Shares of Gen-Probe jumped 14 percent today after Bloomberg
reported that the firm has hired Morgan Stanley to seek a buyer. Among the possible bidders listed in the article are Novartis, Thermo-Fisher Scientific, Danaher, and Life Technologies. Novartis already sells Gen-Probe’s Tigris blood-screening instrument to blood banks, and it has helped fund development
of Gen-Probe’s new automated molecular testing platform, called Panther. The firms have collaborated since 1998 on nucleic acid tests and instruments for the blood screening market.

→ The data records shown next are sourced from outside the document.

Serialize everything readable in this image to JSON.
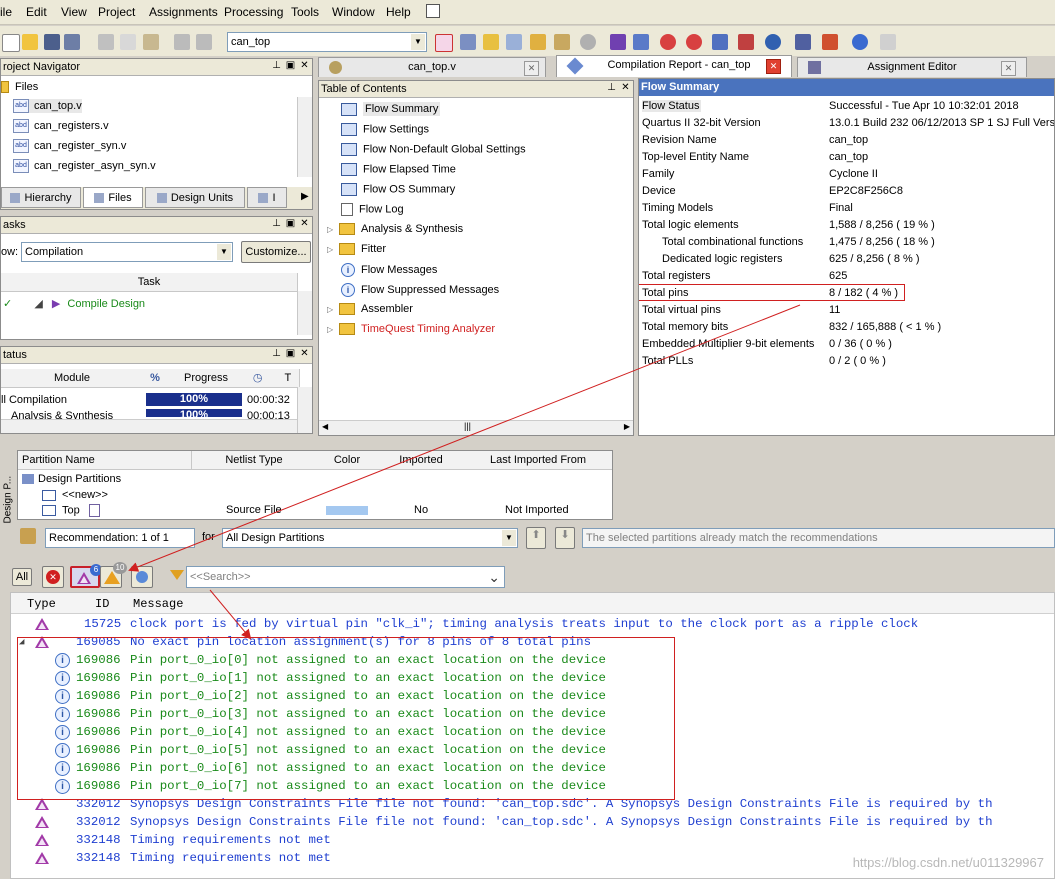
{
  "menu": [
    "ile",
    "Edit",
    "View",
    "Project",
    "Assignments",
    "Processing",
    "Tools",
    "Window",
    "Help"
  ],
  "toolbar": {
    "entity": "can_top"
  },
  "project_navigator": {
    "title": "roject Navigator",
    "files_header": "Files",
    "files": [
      "can_top.v",
      "can_registers.v",
      "can_register_syn.v",
      "can_register_asyn_syn.v"
    ],
    "tabs": [
      "Hierarchy",
      "Files",
      "Design Units",
      "I"
    ]
  },
  "tasks": {
    "title": "asks",
    "flow_label": "ow:",
    "flow_value": "Compilation",
    "customize": "Customize...",
    "column_task": "Task",
    "rows": [
      "Compile Design"
    ]
  },
  "status": {
    "title": "tatus",
    "columns": [
      "Module",
      "%",
      "Progress",
      "T"
    ],
    "rows": [
      {
        "module": "ll Compilation",
        "progress": "100%",
        "time": "00:00:32"
      },
      {
        "module": "Analysis & Synthesis",
        "progress": "100%",
        "time": "00:00:13"
      }
    ]
  },
  "tabs": {
    "file_tab": "can_top.v",
    "report_tab": "Compilation Report - can_top",
    "assign_tab": "Assignment Editor"
  },
  "toc": {
    "title": "Table of Contents",
    "items": [
      {
        "label": "Flow Summary",
        "kind": "table",
        "selected": true
      },
      {
        "label": "Flow Settings",
        "kind": "table"
      },
      {
        "label": "Flow Non-Default Global Settings",
        "kind": "table"
      },
      {
        "label": "Flow Elapsed Time",
        "kind": "table"
      },
      {
        "label": "Flow OS Summary",
        "kind": "table"
      },
      {
        "label": "Flow Log",
        "kind": "doc"
      },
      {
        "label": "Analysis & Synthesis",
        "kind": "folder"
      },
      {
        "label": "Fitter",
        "kind": "folder"
      },
      {
        "label": "Flow Messages",
        "kind": "info"
      },
      {
        "label": "Flow Suppressed Messages",
        "kind": "info"
      },
      {
        "label": "Assembler",
        "kind": "folder"
      },
      {
        "label": "TimeQuest Timing Analyzer",
        "kind": "folder",
        "red": true
      }
    ]
  },
  "flow_summary": {
    "title": "Flow Summary",
    "rows": [
      {
        "k": "Flow Status",
        "v": "Successful - Tue Apr 10 10:32:01 2018"
      },
      {
        "k": "Quartus II 32-bit Version",
        "v": "13.0.1 Build 232 06/12/2013 SP 1 SJ Full Versio"
      },
      {
        "k": "Revision Name",
        "v": "can_top"
      },
      {
        "k": "Top-level Entity Name",
        "v": "can_top"
      },
      {
        "k": "Family",
        "v": "Cyclone II"
      },
      {
        "k": "Device",
        "v": "EP2C8F256C8"
      },
      {
        "k": "Timing Models",
        "v": "Final"
      },
      {
        "k": "Total logic elements",
        "v": "1,588 / 8,256 ( 19 % )"
      },
      {
        "k": "Total combinational functions",
        "v": "1,475 / 8,256 ( 18 % )",
        "indent": true
      },
      {
        "k": "Dedicated logic registers",
        "v": "625 / 8,256 ( 8 % )",
        "indent": true
      },
      {
        "k": "Total registers",
        "v": "625"
      },
      {
        "k": "Total pins",
        "v": "8 / 182 ( 4 % )"
      },
      {
        "k": "Total virtual pins",
        "v": "11"
      },
      {
        "k": "Total memory bits",
        "v": "832 / 165,888 ( < 1 % )"
      },
      {
        "k": "Embedded Multiplier 9-bit elements",
        "v": "0 / 36 ( 0 % )"
      },
      {
        "k": "Total PLLs",
        "v": "0 / 2 ( 0 % )"
      }
    ]
  },
  "partitions": {
    "side_label": "Design P...",
    "columns": [
      "Partition Name",
      "Netlist Type",
      "Color",
      "Imported",
      "Last Imported From"
    ],
    "rows": [
      {
        "name": "Design Partitions",
        "netlist": "",
        "imported": "",
        "from": ""
      },
      {
        "name": "<<new>>",
        "netlist": "",
        "imported": "",
        "from": ""
      },
      {
        "name": "Top",
        "netlist": "Source File",
        "imported": "No",
        "from": "Not Imported"
      }
    ],
    "recommendation": "Recommendation: 1 of 1",
    "for_label": "for",
    "for_value": "All Design Partitions",
    "note": "The selected partitions already match the recommendations"
  },
  "messages_bar": {
    "all": "All",
    "warn_count": "6",
    "crit_count": "10",
    "search_placeholder": "<<Search>>"
  },
  "messages": {
    "columns": [
      "Type",
      "ID",
      "Message"
    ],
    "rows": [
      {
        "type": "warn",
        "id": "15725",
        "text": "clock port is fed by virtual pin \"clk_i\"; timing analysis treats input to the clock port as a ripple clock",
        "color": "#1f3fd0"
      },
      {
        "type": "warn",
        "id": "169085",
        "text": "No exact pin location assignment(s) for 8 pins of 8 total pins",
        "color": "#1f3fd0",
        "expand": true
      },
      {
        "type": "info",
        "id": "169086",
        "text": "Pin port_0_io[0] not assigned to an exact location on the device",
        "color": "#1a8a1a"
      },
      {
        "type": "info",
        "id": "169086",
        "text": "Pin port_0_io[1] not assigned to an exact location on the device",
        "color": "#1a8a1a"
      },
      {
        "type": "info",
        "id": "169086",
        "text": "Pin port_0_io[2] not assigned to an exact location on the device",
        "color": "#1a8a1a"
      },
      {
        "type": "info",
        "id": "169086",
        "text": "Pin port_0_io[3] not assigned to an exact location on the device",
        "color": "#1a8a1a"
      },
      {
        "type": "info",
        "id": "169086",
        "text": "Pin port_0_io[4] not assigned to an exact location on the device",
        "color": "#1a8a1a"
      },
      {
        "type": "info",
        "id": "169086",
        "text": "Pin port_0_io[5] not assigned to an exact location on the device",
        "color": "#1a8a1a"
      },
      {
        "type": "info",
        "id": "169086",
        "text": "Pin port_0_io[6] not assigned to an exact location on the device",
        "color": "#1a8a1a"
      },
      {
        "type": "info",
        "id": "169086",
        "text": "Pin port_0_io[7] not assigned to an exact location on the device",
        "color": "#1a8a1a"
      },
      {
        "type": "warn",
        "id": "332012",
        "text": "Synopsys Design Constraints File file not found: 'can_top.sdc'. A Synopsys Design Constraints File is required by th",
        "color": "#1f3fd0"
      },
      {
        "type": "warn",
        "id": "332012",
        "text": "Synopsys Design Constraints File file not found: 'can_top.sdc'. A Synopsys Design Constraints File is required by th",
        "color": "#1f3fd0"
      },
      {
        "type": "warn",
        "id": "332148",
        "text": "Timing requirements not met",
        "color": "#1f3fd0"
      },
      {
        "type": "warn",
        "id": "332148",
        "text": "Timing requirements not met",
        "color": "#1f3fd0"
      }
    ]
  },
  "watermark": "https://blog.csdn.net/u011329967"
}
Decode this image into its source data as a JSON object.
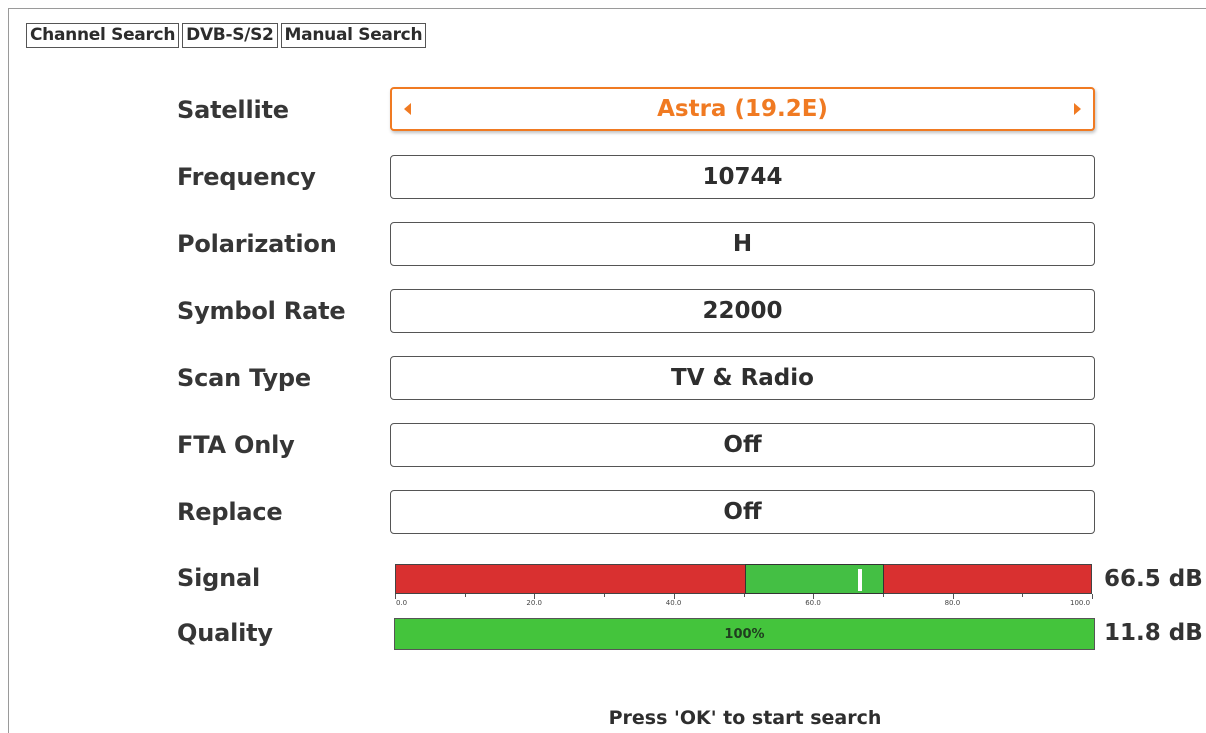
{
  "breadcrumbs": [
    "Channel Search",
    "DVB-S/S2",
    "Manual Search"
  ],
  "form": {
    "satellite": {
      "label": "Satellite",
      "value": "Astra (19.2E)"
    },
    "frequency": {
      "label": "Frequency",
      "value": "10744"
    },
    "polarization": {
      "label": "Polarization",
      "value": "H"
    },
    "symbol_rate": {
      "label": "Symbol Rate",
      "value": "22000"
    },
    "scan_type": {
      "label": "Scan Type",
      "value": "TV & Radio"
    },
    "fta_only": {
      "label": "FTA Only",
      "value": "Off"
    },
    "replace": {
      "label": "Replace",
      "value": "Off"
    }
  },
  "signal": {
    "label": "Signal",
    "readout": "66.5 dB",
    "level": 66.5,
    "good_range": [
      50,
      70
    ],
    "scale_min": 0,
    "scale_max": 100,
    "tick_labels": [
      "0.0",
      "20.0",
      "40.0",
      "60.0",
      "80.0",
      "100.0"
    ]
  },
  "quality": {
    "label": "Quality",
    "percent_text": "100%",
    "level": 100,
    "readout": "11.8 dB"
  },
  "hint": "Press 'OK' to start search",
  "colors": {
    "selected_accent": "#f07a22",
    "meter_bad": "#d93030",
    "meter_good": "#44bf44",
    "quality_bar": "#44c43c"
  },
  "icons": {
    "prev": "triangle-left-icon",
    "next": "triangle-right-icon"
  }
}
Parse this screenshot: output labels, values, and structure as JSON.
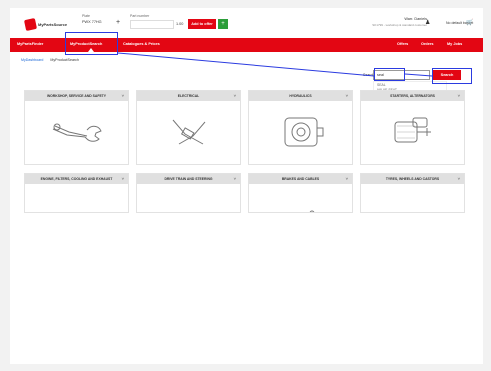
{
  "header": {
    "logo_text": "MyPartsSource",
    "plate_label": "Plate",
    "plate_value": "PWX 77HG",
    "part_label": "Part number",
    "qty_value": "1.00",
    "add_label": "Add to offer",
    "account_name": "Warr. Daniels",
    "account_sub": "SK1799 - workshop & standard customer",
    "basket_label": "No default basket"
  },
  "nav": {
    "items": [
      "MyPartsFinder",
      "MyProductSearch",
      "Catalogues & Prices"
    ],
    "right_items": [
      "Offers",
      "Orders",
      "My Jobs"
    ]
  },
  "breadcrumb": {
    "home": "MyDashboard",
    "current": "MyProductSearch"
  },
  "search": {
    "label": "Search",
    "value": "seal",
    "button_label": "Search",
    "suggestions": [
      "SEAL",
      "VALVE SEAT"
    ]
  },
  "categories": [
    "WORKSHOP, SERVICE AND SAFETY",
    "ELECTRICAL",
    "HYDRAULICS",
    "STARTERS, ALTERNATORS",
    "ENGINE, FILTERS, COOLING AND EXHAUST",
    "DRIVE TRAIN AND STEERING",
    "BRAKES AND CABLES",
    "TYRES, WHEELS AND CASTORS"
  ],
  "colors": {
    "brand_red": "#e30613",
    "accent_green": "#2c9e3a",
    "annotation_blue": "#2b3be0",
    "link_blue": "#1a66d6"
  },
  "icons": [
    "logo-icon",
    "plus-icon",
    "user-icon",
    "caret-down-icon",
    "cart-icon",
    "plus-square-icon"
  ]
}
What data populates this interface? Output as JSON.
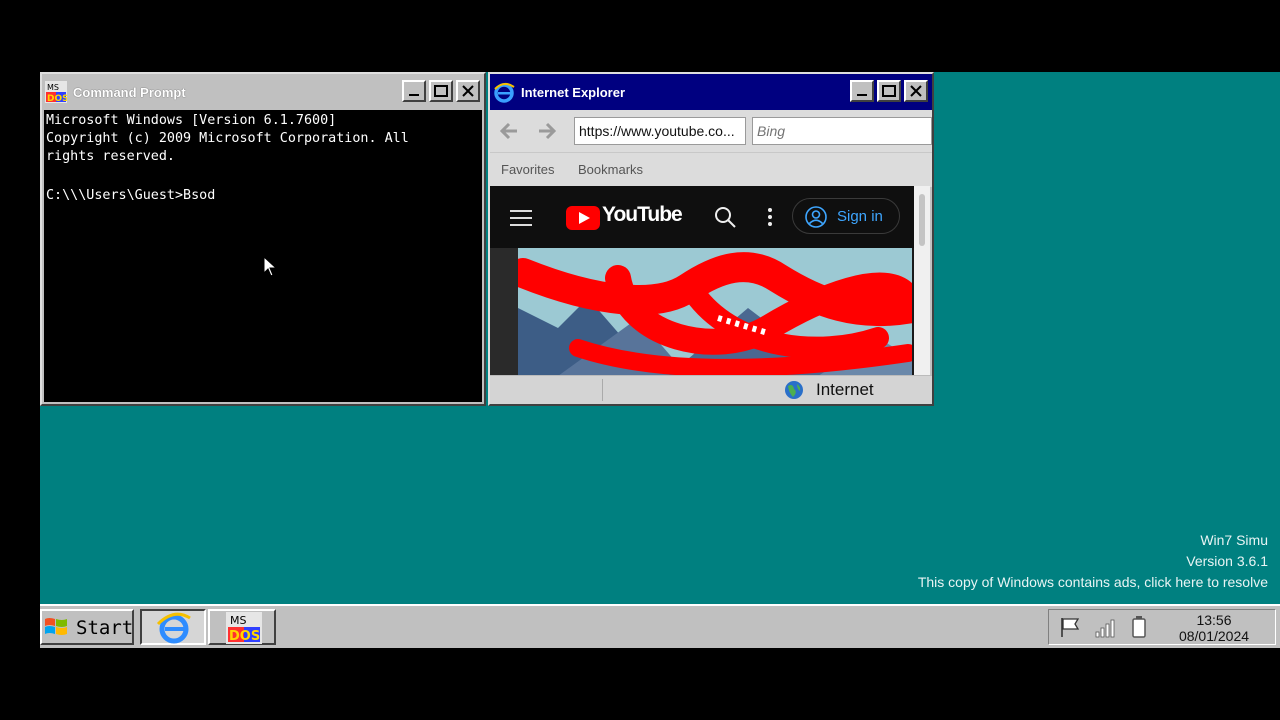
{
  "cmd": {
    "title": "Command Prompt",
    "icon": "ms-dos-icon",
    "lines": [
      "Microsoft Windows [Version 6.1.7600]",
      "Copyright (c) 2009 Microsoft Corporation. All",
      "rights reserved.",
      "",
      "C:\\\\\\Users\\Guest>Bsod"
    ]
  },
  "ie": {
    "title": "Internet Explorer",
    "address": "https://www.youtube.co...",
    "search_placeholder": "Bing",
    "favorites_label": "Favorites",
    "bookmarks_label": "Bookmarks",
    "status_zone": "Internet",
    "page": {
      "logo_text": "YouTube",
      "sign_in_label": "Sign in"
    }
  },
  "desktop": {
    "watermark": {
      "line1": "Win7 Simu",
      "line2": "Version 3.6.1",
      "line3": "This copy of Windows contains ads, click here to resolve"
    }
  },
  "taskbar": {
    "start_label": "Start",
    "time": "13:56",
    "date": "08/01/2024",
    "items": [
      {
        "name": "Internet Explorer",
        "icon": "ie-icon",
        "active": true
      },
      {
        "name": "Command Prompt",
        "icon": "ms-dos-icon",
        "active": false
      }
    ],
    "tray_icons": [
      "flag-icon",
      "signal-icon",
      "battery-icon"
    ]
  },
  "colors": {
    "desktop": "#008080",
    "ie_title": "#000080",
    "youtube_red": "#ff0000",
    "signin_blue": "#3ea6ff"
  }
}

According to Mizuho analyst Peter Lawson, around $12 billion has been spent on diagnostics-focused merger and acquisition activity over the past year. He noted that typical molecular and proprietary-focused acquisition valuations fall into the 3x-6x price/sales range.
At that time, it also reported a 2 percent decrease in fourth-quarter revenues, driven by an 11 percent decline in its blood screening business. Gen-Probe attributed the decrease to lower sales of the Tigris system to Novartis, while blood screening assay sales were flat compared to the prior year.
The firm is scheduled to report its first-quarter financial results after the close of the market today.
In late Thursday trade on the Nasdaq, Gen-Probe’s shares were up 14 percent at $79.99.
Its market capitalization is nearly $4 billion.